Some samples, should you need further convincing:

"Clockers was my big book of the month, the centerpiece around which I can now arrange the short books so that they look functional - pretty, even, if I position them right. I cheated a little, I know - Clockers is essentially a thriller, so it didn't feel as through I'd had to work for my 650 pages - but it was still a major reading job. Why isn't Richard Price incredibly famous, like Tom Wolfe? His work is properly plotted, indisputably authentic and serious-minded, and it has soul and moral authority."

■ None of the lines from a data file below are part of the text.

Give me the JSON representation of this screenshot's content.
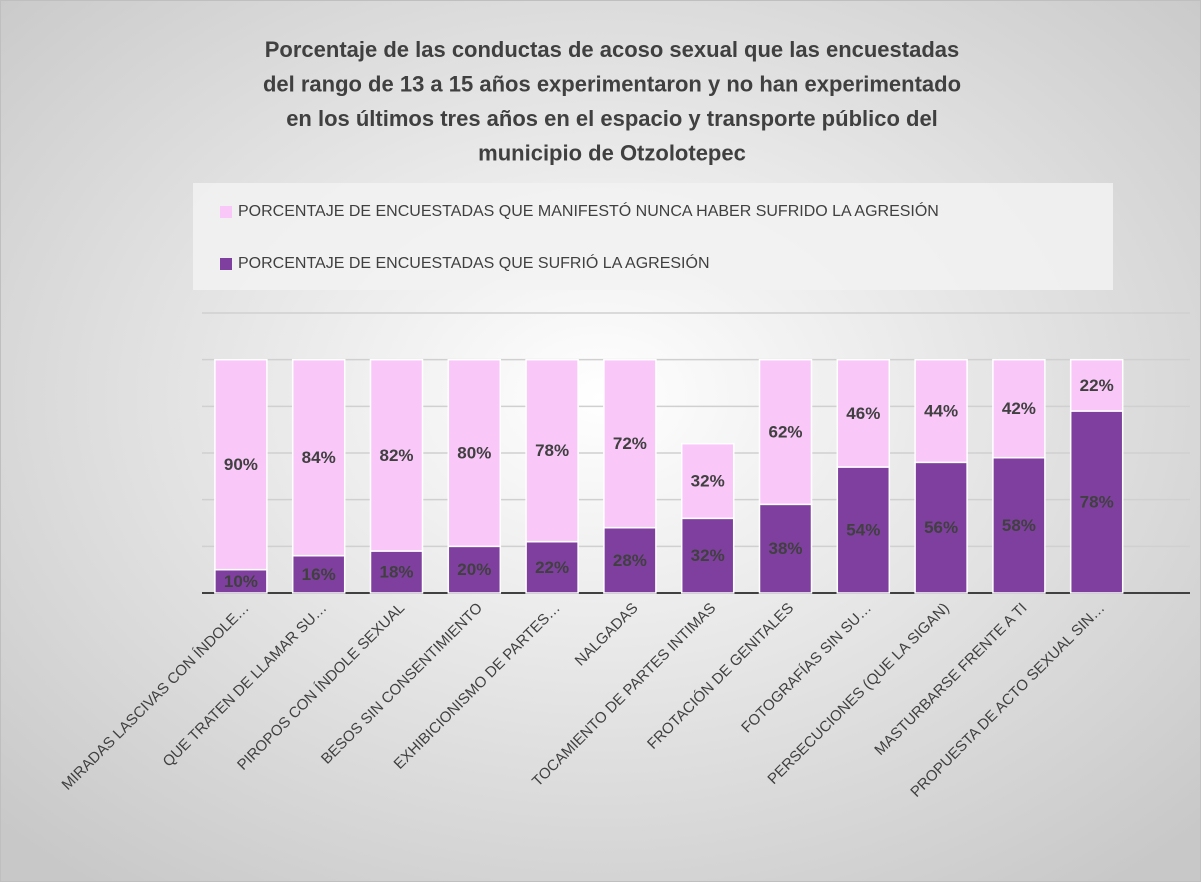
{
  "chart_data": {
    "type": "bar",
    "stacked": true,
    "title": [
      "Porcentaje de las conductas de acoso sexual que las encuestadas",
      "del rango de 13 a 15 años experimentaron y no han experimentado",
      "en los últimos tres años en el espacio y transporte público del",
      "municipio de Otzolotepec"
    ],
    "categories": [
      "MIRADAS LASCIVAS CON ÍNDOLE…",
      "QUE TRATEN DE LLAMAR SU…",
      "PIROPOS CON ÍNDOLE SEXUAL",
      "BESOS SIN CONSENTIMIENTO",
      "EXHIBICIONISMO DE PARTES…",
      "NALGADAS",
      "TOCAMIENTO DE PARTES INTIMAS",
      "FROTACIÓN DE GENITALES",
      "FOTOGRAFÍAS SIN SU…",
      "PERSECUCIONES (QUE LA SIGAN)",
      "MASTURBARSE FRENTE A TI",
      "PROPUESTA DE ACTO SEXUAL SIN…"
    ],
    "series": [
      {
        "name": "PORCENTAJE DE ENCUESTADAS QUE SUFRIÓ LA AGRESIÓN",
        "color": "#7f3f9f",
        "values": [
          10,
          16,
          18,
          20,
          22,
          28,
          32,
          38,
          54,
          56,
          58,
          78
        ],
        "value_labels": [
          "10%",
          "16%",
          "18%",
          "20%",
          "22%",
          "28%",
          "32%",
          "38%",
          "54%",
          "56%",
          "58%",
          "78%"
        ]
      },
      {
        "name": "PORCENTAJE DE ENCUESTADAS QUE MANIFESTÓ NUNCA HABER SUFRIDO LA AGRESIÓN",
        "color": "#f9c8f9",
        "values": [
          90,
          84,
          82,
          80,
          78,
          72,
          32,
          62,
          46,
          44,
          42,
          22
        ],
        "value_labels": [
          "90%",
          "84%",
          "82%",
          "80%",
          "78%",
          "72%",
          "32%",
          "62%",
          "46%",
          "44%",
          "42%",
          "22%"
        ]
      }
    ],
    "ylim": [
      0,
      120
    ],
    "yticks": [
      0,
      20,
      40,
      60,
      80,
      100,
      120
    ],
    "grid": true
  }
}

"I've been trying to write a short story that entails my knowing something about contemporary theories of time - hence Introducing Time - but every time I pick up any kind of book about science I start to cry. This actually inhibits my reading pretty badly, due to not being able to see. I'm OK with time theorists up until, say, St. Augustine, and then I start to panic, and the panic then gives way to actual weeping. By my estimation, I should be able to understand Newton by the time I'm 850 years old - by which time I'll probably discover that some smartass has invented a new theory, and he's out of date anyway. The short story should be done some time shortly after that. Anyway, I hope you enjoy it, because it's killing me."

"...if you get to the end of Random Family and conclude that it was written to create "a frisson," then, I'm sorry, but you should be compelled to have your literacy surgically removed, without anesthetic."

"Tony Hoagland is the sort of poet you dream of finding but almost never do. His work is relaxed, deceptively easy on the eye and ear, and it has jokes and unexpected little bursts of melancholic resonance. Plus, I pretty much understood all of it, and yet it's clever - as you almost certainly know, contemporary poetry is a kind of Reykjavik, a place where accessibility and intelligence have been fighting a Cold War by proxy for the last half-century."

If you don't have The Pollysyllabic Spree, buy it. Sales go to support education and creative writing programs in the US and UK. If you already bought this one, but it's in the not-read column of your personal scoreboard, put it in your tote bag now. It's your friend.